Angelo
Angelo

Reputation: 787

Get only last part of xpath

I am using lxml in python 2.7 to parse an xml file.

the file looks like this:

...
<LM>sua</LM>
<LM>citt&agrave;</LM>
<LM>e</LM>
<LM>l'</LM>
<LM>alto</LM>
<LM>seggio</LM>:
     </l><l>
<LM>oh</LM>
<LM>felice</LM>
<LM>colui</LM>
<LM>cu'</LM>
<LM>ivi</LM>
<LM>elegge</LM>!.
     </l><l>
<LM> E</LM>
<LM>io</LM>
<LM>a</LM>
<LM>lui</LM>:
...

I am iterating through the tree looking for LM nodes.

for node in [z for z in  tree.iterfind(".//LM")]:
    print tree.getpath(node.getparent())

and I get the following output for each node:

'/TEI.2/text/body/div1/l[480]'

So, in this case this means the the current node LM is under the 480th node L. Is there a way to get this 480 that is note the following ?

In [77]: int(tree.getpath(node.getparent()).split('/')[5][2:].replace(']',''))
Out[77]: 480

I mean an elegant way via xpath.

Upvotes: 0

Views: 290

Answers (1)

Abel
Abel

Reputation: 57159

So, in this case this means the the current node LM is under the 480th node L. Is there a way to get this 480 that is note the following ?

int(tree.getpath(node.getparent()).split('/')[5][2:].replace(']',''))

If I understand you correctly, you merely want the position relative to its parent? You can have the XPath return this last position by doing:

node.find("position()")

In normal XPath 1.0, this means "get the position of the current node relative to its parent". However, it looks like the XPath support of this Python module is severely limited. The expressions supported can only be used to return a node and not a value.

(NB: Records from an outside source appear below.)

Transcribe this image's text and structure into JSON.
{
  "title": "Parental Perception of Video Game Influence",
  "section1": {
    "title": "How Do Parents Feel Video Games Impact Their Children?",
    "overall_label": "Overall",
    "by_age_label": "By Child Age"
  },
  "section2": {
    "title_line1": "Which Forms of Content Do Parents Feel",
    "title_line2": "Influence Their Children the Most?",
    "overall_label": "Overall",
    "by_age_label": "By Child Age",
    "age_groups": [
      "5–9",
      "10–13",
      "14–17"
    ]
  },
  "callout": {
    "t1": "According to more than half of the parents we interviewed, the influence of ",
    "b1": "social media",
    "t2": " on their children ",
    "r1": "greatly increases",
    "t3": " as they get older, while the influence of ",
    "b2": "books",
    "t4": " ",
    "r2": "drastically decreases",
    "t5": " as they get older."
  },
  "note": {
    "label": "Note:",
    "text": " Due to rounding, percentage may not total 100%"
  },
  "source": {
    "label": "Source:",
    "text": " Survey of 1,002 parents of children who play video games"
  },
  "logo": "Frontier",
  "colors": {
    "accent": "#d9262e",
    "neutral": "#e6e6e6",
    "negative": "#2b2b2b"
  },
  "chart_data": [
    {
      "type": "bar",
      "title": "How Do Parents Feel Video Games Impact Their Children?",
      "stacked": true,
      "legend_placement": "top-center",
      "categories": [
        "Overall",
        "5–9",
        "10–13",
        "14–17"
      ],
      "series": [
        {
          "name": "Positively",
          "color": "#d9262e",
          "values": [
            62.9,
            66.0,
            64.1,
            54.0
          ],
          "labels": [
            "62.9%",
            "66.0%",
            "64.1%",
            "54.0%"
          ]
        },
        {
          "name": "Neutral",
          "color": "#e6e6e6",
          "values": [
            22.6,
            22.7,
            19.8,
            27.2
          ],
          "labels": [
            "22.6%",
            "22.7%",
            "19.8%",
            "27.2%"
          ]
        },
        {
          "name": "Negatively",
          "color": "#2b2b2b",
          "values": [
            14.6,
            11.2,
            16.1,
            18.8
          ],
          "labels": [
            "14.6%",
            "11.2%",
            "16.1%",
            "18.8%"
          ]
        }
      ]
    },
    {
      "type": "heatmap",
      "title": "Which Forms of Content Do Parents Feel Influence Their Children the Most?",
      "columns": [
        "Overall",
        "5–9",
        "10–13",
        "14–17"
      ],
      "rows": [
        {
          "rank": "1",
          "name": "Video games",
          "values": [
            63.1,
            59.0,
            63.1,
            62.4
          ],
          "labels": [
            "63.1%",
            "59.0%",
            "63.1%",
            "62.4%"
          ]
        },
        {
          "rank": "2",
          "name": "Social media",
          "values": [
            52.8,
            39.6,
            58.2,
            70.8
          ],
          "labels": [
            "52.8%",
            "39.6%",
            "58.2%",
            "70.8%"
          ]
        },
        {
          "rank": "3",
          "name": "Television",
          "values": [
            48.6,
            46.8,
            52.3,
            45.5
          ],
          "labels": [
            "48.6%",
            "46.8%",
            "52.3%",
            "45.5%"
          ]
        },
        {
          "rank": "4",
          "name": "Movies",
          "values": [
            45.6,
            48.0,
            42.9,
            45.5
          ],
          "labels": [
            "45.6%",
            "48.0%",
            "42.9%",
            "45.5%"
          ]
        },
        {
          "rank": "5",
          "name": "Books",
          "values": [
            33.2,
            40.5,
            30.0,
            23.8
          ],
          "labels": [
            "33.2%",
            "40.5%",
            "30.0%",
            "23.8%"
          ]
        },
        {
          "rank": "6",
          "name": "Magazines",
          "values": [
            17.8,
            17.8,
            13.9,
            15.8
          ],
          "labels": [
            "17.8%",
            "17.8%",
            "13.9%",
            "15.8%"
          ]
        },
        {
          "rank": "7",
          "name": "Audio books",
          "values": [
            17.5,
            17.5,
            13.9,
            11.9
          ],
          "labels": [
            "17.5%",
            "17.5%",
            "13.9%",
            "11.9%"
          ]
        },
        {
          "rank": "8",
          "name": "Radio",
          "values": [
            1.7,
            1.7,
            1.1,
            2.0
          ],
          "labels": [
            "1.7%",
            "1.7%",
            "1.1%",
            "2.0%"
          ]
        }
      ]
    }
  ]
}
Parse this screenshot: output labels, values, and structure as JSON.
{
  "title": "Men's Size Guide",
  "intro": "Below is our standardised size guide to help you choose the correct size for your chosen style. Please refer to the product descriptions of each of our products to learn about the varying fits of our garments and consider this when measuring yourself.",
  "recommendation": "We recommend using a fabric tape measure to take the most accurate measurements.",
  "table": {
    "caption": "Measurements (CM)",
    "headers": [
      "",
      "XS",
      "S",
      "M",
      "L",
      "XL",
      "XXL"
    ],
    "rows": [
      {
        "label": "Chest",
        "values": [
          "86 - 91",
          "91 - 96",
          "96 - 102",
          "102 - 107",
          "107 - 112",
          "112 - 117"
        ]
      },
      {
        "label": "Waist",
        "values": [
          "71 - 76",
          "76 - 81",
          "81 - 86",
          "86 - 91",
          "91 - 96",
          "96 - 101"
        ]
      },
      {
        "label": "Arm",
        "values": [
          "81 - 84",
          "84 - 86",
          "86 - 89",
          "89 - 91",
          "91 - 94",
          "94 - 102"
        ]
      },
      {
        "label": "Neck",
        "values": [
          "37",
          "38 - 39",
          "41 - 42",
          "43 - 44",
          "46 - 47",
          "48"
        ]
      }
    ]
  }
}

If you can use XSLT in Python, you can get all the positions using the XPath 1.0 syntax //LM/position(). And to get the path as well, you have to do a bit more:

<xsl:template match="/">
    <xsl:apply-templates select="//LM" />
</xsl:template>

<xsl:template match="LM">
    <xsl:text>Position: </xsl:text>
    <xsl:value-of select="position()" />
    <xsl:text>, XPath: </xsl:text>
    <xsl:apply-templates select="ancestor::*" mode="path" />
    <xsl:text>&#xA;</xsl:text>
</xsl:template>

<xsl:template match="*" mode="path">
    <xsl:text>/</xsl:text>
    <xsl:value-of select="name()" />
</xsl:template>

This will output a bunch of lines like:

Position: 4, XPath: /a/b/c
Position: 9, XPath: /a/b/d

Upvotes: 1

Related Questions